Saturday, March 19, 2011


¡QUÉ HORROR! 2011
Candidate # 10

DEVIL
(September 2010)


True, M. Night Shyamalan’s more recent output (beginning with Lady in the Water all the way through to 2010’s The Last Airbender) has been… problematic, but his first salvo from The Night Chronicles-- for which he acts as producer and story originator, among other roles-- is a compelling little number.
Hand-picking screenwriter Brian Nelson (who collaborated with David Slade on both Hard Candy and 30 Days of Night) and director John Erick Dowdle (The Poughkeepsie Tapes and Quarantine) to take his tale of “What happens if one of the persons you get trapped in an elevator with happens to be the Devil?” and run with it, Shyamalan has at least proven that he can still come up with interesting and provocative ideas, and that he can pick the right people to bring those ideas to celluloid life.

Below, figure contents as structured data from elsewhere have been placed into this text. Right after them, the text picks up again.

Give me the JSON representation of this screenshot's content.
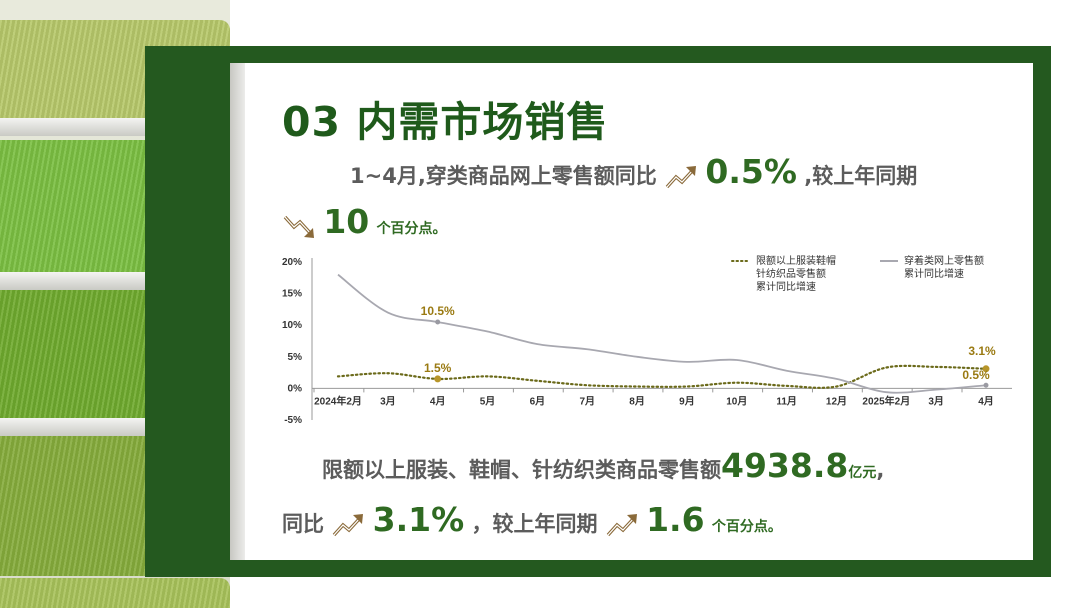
{
  "title": "03  内需市场销售",
  "line1": {
    "pre": "1~4月,穿类商品网上零售额同比",
    "value": "0.5%",
    "post": ",较上年同期"
  },
  "line2": {
    "value": "10",
    "post": "个百分点。"
  },
  "line3": {
    "pre": "限额以上服装、鞋帽、针纺织类商品零售额",
    "value": "4938.8",
    "unit": "亿元",
    "post": ","
  },
  "line4": {
    "pre": "同比",
    "value": "3.1%",
    "mid": "，较上年同期",
    "value2": "1.6",
    "post": "个百分点。"
  },
  "icons": {
    "up": "trend-up-arrow-icon",
    "down": "trend-down-arrow-icon"
  },
  "colors": {
    "frame": "#24591f",
    "accent": "#2f6a22",
    "series_dotted": "#6b6a1a",
    "series_gray": "#a8a8b0",
    "label": "#9a7a12"
  },
  "chart_data": {
    "type": "line",
    "categories": [
      "2024年2月",
      "3月",
      "4月",
      "5月",
      "6月",
      "7月",
      "8月",
      "9月",
      "10月",
      "11月",
      "12月",
      "2025年2月",
      "3月",
      "4月"
    ],
    "ylim": [
      -5,
      20
    ],
    "yticks": [
      "20%",
      "15%",
      "10%",
      "5%",
      "0%",
      "-5%"
    ],
    "series": [
      {
        "name": "限额以上服装鞋帽针纺织品零售额累计同比增速",
        "legend_lines": [
          "限额以上服装鞋帽",
          "针纺织品零售额",
          "累计同比增速"
        ],
        "style": "dotted",
        "values": [
          1.9,
          2.4,
          1.5,
          1.9,
          1.2,
          0.5,
          0.3,
          0.3,
          0.9,
          0.4,
          0.3,
          3.3,
          3.4,
          3.1
        ]
      },
      {
        "name": "穿着类网上零售额累计同比增速",
        "legend_lines": [
          "穿着类网上零售额",
          "累计同比增速"
        ],
        "style": "solid",
        "values": [
          18,
          12,
          10.5,
          9,
          7,
          6.2,
          5,
          4.2,
          4.5,
          2.8,
          1.5,
          -0.6,
          -0.2,
          0.5
        ]
      }
    ],
    "annotations": [
      {
        "series": 1,
        "index": 2,
        "text": "10.5%"
      },
      {
        "series": 0,
        "index": 2,
        "text": "1.5%"
      },
      {
        "series": 0,
        "index": 13,
        "text": "3.1%"
      },
      {
        "series": 1,
        "index": 13,
        "text": "0.5%"
      }
    ]
  }
}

From the opening, disturbingly disorienting inverted shots of Shyamalan’s beloved Philadelphia, set to Fernando Velázquez’s Herrmannesque cue*, on through to nearly the end of its running time, Devil is an involving cinematic experience, shot by the excellent and experienced eye of Tak Fujimoto, who’s worked with Shyamalan on The Sixth Sense, Signs, and The Happening, as well as with other directors on titles running the spectrum from The Silence of the Lambs, on through to Pretty in Pink and Ferris Bueller’s Day Off.
This one’s nice-looking and tight, and if you’re not a big fan of elevators and other enclosed spaces, best to stay off it.

* Velázquez has composed scores for such films as El Orfanato (The Orphanage), Bosque de Sombras (Backwoods), and Los Ojos de Julia (Julia’s Eyes). He’s also scored Pål Sletaune’s upcoming thriller Babycall, with Lisbeth Salander herself, the Dragon-Tattooed Girl who Played with Fire and Kicked the Hornet’s Nest, Noomi Rapace.